The original exercise is to
Prove that
$$4(\cos^320^\circ+\sin^310^\circ)=3(\cos20^\circ+\sin10^\circ)$$
Dividing both sides by $\cos20^\circ+\sin10^\circ$ leads me to the problem in the question title.
I've tried rewriting the left side in terms of $\sin10^\circ$:
$$4\sin^410^\circ+2\sin^310^\circ-3\sin^210^\circ-\sin10^\circ+1\quad(*)$$
but there doesn't seem to be any immediate way to simplify further. I've considered replacing $x=10^\circ$ to see if there was some observation I could make about the more general polynomial $4x^4-2x^3-3x^2-x+1$ but I don't see anything particularly useful about that.
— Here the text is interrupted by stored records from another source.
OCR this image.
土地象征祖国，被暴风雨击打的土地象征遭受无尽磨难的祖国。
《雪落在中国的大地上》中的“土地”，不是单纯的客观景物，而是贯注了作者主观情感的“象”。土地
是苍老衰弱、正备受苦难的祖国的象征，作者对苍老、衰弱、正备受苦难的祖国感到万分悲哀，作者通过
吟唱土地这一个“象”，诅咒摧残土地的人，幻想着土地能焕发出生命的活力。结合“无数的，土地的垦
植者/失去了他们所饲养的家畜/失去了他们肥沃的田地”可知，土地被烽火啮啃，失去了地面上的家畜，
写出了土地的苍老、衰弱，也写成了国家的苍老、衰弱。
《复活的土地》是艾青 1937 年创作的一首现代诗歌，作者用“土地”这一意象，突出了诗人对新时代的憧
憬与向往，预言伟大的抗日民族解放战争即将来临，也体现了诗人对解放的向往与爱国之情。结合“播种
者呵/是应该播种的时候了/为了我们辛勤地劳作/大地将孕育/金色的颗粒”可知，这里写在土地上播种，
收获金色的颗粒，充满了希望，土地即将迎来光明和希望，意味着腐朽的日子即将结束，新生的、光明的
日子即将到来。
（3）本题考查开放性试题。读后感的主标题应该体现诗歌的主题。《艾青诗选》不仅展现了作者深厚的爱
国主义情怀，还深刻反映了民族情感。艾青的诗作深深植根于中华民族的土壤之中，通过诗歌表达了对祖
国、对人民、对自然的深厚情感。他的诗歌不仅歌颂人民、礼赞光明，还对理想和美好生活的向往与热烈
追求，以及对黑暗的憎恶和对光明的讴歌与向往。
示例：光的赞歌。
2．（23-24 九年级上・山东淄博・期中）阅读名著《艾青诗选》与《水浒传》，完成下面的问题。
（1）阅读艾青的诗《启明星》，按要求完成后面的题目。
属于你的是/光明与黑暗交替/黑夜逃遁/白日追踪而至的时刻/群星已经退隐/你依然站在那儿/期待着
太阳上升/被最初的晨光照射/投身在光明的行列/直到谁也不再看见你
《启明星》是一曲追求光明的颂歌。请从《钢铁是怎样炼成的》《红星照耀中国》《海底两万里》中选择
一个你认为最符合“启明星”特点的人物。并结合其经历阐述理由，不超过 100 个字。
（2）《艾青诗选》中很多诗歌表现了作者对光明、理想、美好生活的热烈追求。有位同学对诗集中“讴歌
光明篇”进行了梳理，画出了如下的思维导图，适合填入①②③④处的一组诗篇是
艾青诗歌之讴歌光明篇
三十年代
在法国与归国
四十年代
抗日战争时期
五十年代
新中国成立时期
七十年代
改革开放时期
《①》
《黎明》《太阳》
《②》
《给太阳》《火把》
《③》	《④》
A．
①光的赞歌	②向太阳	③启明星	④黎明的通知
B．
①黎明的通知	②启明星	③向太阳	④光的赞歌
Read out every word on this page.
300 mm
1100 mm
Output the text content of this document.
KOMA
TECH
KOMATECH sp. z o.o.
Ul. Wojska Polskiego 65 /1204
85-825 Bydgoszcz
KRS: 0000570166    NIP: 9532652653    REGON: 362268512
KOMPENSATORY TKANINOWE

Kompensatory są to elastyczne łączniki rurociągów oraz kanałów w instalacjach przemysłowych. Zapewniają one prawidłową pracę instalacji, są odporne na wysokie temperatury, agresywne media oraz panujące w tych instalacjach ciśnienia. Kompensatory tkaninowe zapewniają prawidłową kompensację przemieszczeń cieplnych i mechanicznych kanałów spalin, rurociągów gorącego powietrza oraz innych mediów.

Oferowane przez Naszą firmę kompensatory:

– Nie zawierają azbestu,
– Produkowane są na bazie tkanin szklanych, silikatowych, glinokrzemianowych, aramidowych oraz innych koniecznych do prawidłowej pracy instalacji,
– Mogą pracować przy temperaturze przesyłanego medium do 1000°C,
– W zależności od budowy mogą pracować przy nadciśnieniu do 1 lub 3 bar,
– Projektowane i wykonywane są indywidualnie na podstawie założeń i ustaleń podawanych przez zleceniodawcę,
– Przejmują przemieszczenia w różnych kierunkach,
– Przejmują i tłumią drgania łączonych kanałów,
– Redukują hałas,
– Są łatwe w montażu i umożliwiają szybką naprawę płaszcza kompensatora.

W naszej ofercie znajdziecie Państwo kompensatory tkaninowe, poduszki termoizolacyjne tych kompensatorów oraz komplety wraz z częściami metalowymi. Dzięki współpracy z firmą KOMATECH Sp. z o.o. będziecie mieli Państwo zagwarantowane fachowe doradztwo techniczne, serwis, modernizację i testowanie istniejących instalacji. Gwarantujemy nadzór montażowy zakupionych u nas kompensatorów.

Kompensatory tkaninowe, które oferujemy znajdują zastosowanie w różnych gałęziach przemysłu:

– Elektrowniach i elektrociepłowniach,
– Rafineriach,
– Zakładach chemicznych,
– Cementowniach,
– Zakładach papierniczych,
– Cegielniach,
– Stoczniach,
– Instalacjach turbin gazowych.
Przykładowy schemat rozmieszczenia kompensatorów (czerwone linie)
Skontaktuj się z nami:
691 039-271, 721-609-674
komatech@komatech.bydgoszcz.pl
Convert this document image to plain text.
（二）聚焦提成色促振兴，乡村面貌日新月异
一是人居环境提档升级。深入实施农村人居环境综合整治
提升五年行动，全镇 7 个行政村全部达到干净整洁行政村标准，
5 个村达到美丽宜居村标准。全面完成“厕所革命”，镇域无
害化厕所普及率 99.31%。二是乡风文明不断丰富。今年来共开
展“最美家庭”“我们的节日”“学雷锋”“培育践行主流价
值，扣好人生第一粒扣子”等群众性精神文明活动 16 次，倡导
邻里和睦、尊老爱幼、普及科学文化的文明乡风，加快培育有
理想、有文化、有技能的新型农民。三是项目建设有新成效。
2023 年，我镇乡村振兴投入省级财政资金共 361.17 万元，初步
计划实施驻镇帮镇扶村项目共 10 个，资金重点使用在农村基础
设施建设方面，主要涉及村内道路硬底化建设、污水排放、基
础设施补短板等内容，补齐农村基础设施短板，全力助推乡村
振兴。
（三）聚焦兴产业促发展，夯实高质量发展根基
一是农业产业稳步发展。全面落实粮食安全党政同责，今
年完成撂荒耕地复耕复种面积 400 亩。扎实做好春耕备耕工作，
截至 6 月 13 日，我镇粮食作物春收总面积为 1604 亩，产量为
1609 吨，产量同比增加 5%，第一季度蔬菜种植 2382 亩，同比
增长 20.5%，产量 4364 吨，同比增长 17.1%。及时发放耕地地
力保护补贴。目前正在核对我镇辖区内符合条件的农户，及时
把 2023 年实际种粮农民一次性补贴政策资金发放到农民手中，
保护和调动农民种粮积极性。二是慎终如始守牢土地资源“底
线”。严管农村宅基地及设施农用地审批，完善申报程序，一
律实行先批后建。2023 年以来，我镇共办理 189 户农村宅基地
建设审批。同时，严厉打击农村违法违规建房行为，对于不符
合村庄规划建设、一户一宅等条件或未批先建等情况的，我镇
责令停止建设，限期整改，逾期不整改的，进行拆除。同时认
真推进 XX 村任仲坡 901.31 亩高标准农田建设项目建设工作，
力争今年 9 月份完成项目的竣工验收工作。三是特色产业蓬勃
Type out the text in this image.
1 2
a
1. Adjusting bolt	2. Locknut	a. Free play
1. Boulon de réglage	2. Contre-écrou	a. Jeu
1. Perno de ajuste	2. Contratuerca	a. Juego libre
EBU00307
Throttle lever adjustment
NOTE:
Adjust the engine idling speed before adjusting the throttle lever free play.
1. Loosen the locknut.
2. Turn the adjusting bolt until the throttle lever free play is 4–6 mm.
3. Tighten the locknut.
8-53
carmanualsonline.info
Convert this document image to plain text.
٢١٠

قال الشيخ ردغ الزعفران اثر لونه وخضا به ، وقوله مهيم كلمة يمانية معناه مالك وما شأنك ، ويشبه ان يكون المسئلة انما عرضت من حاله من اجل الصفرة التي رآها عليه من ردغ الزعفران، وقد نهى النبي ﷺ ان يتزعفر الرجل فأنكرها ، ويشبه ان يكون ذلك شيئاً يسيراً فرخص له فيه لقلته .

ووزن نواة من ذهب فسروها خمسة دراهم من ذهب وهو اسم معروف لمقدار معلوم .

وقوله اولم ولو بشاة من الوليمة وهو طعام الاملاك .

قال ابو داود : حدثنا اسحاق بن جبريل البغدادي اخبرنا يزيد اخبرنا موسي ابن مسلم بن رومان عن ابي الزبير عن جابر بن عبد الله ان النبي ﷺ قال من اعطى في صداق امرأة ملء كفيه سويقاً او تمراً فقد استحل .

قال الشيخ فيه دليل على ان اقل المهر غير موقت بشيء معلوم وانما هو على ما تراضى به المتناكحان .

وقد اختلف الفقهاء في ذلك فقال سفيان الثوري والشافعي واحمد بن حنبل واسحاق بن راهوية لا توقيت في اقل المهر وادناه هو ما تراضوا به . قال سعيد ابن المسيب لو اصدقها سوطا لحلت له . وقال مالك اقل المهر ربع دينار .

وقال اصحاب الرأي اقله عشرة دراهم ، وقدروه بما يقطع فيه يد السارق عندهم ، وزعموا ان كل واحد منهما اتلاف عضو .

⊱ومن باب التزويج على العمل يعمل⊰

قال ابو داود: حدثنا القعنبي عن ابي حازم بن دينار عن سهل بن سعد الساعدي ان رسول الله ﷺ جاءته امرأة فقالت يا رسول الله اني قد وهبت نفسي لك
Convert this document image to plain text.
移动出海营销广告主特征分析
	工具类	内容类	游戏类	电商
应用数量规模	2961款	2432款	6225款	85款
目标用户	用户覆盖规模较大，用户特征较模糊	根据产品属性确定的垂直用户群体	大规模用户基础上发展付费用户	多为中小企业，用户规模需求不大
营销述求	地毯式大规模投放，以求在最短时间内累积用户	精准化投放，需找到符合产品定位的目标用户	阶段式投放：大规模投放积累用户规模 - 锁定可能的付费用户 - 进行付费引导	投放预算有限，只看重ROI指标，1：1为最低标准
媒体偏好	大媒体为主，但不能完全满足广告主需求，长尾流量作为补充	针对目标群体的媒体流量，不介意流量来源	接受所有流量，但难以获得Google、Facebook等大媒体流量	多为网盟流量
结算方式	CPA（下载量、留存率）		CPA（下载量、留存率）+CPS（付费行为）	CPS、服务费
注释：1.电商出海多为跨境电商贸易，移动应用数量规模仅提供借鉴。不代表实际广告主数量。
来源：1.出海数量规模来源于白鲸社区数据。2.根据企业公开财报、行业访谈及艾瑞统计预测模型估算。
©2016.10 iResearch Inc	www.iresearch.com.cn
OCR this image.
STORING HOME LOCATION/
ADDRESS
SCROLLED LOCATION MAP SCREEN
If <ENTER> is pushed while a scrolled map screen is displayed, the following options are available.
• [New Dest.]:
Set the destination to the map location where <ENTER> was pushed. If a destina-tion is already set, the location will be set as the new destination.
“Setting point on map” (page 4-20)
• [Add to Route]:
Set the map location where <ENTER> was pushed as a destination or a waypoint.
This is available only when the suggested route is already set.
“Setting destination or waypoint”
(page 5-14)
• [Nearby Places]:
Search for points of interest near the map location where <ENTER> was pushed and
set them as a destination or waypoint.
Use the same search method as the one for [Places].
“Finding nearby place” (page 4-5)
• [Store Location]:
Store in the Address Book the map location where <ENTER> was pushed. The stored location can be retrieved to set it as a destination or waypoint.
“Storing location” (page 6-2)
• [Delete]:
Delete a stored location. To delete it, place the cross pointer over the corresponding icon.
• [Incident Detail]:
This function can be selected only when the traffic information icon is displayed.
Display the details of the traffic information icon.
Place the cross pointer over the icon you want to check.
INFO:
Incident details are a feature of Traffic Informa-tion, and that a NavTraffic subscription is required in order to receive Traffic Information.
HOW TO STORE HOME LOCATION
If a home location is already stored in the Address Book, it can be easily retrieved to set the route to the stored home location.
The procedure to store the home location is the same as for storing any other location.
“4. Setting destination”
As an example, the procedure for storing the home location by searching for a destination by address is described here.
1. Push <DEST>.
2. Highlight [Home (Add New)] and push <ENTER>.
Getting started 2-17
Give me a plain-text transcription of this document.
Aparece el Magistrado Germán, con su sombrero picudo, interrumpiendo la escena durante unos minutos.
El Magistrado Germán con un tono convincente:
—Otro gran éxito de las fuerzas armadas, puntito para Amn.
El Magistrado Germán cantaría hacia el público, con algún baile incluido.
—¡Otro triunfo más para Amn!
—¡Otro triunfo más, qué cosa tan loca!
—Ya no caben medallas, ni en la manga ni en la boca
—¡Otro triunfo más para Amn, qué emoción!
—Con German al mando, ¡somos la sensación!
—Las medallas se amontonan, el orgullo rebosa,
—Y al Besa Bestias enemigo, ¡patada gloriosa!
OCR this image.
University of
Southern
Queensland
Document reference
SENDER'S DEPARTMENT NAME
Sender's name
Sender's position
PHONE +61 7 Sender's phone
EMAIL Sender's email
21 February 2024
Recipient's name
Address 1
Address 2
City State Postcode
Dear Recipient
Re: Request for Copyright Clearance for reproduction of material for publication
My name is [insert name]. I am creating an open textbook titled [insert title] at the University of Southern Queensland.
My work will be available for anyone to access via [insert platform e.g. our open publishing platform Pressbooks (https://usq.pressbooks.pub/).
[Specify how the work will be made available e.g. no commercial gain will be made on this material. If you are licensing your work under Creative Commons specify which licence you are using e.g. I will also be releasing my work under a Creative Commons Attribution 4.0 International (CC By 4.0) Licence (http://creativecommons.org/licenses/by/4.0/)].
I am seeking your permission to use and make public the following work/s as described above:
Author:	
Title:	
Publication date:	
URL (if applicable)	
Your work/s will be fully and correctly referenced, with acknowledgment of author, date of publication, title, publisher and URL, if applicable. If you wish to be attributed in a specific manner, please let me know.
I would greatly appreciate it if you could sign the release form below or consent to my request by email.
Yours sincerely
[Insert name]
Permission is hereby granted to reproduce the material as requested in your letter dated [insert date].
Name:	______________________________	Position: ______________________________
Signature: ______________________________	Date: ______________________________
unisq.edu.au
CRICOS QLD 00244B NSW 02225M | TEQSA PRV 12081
Attempting to rewrite in terms of $\cos20^\circ$ seems like it would complicate things by needlessly(?) introducing square roots.
Is there a clever application of identities to arrive at the value of $\dfrac34$? I have considered
$$\cos20^\circ\sin10^\circ=\frac{\sin30^\circ-\sin10^\circ}2=\frac14-\frac12\sin10^\circ$$
which eliminates the cubic term in $(*)$, and I would have to show that
$$4\sin^410^\circ-3\sin^210^\circ+\frac12\sin10^\circ=0$$
$$4\sin^310^\circ-3\sin10^\circ+\frac12=0$$
Best Answer
That last equation is trivial because $\sin 3\theta=3\sin \theta-4\sin^3\theta$.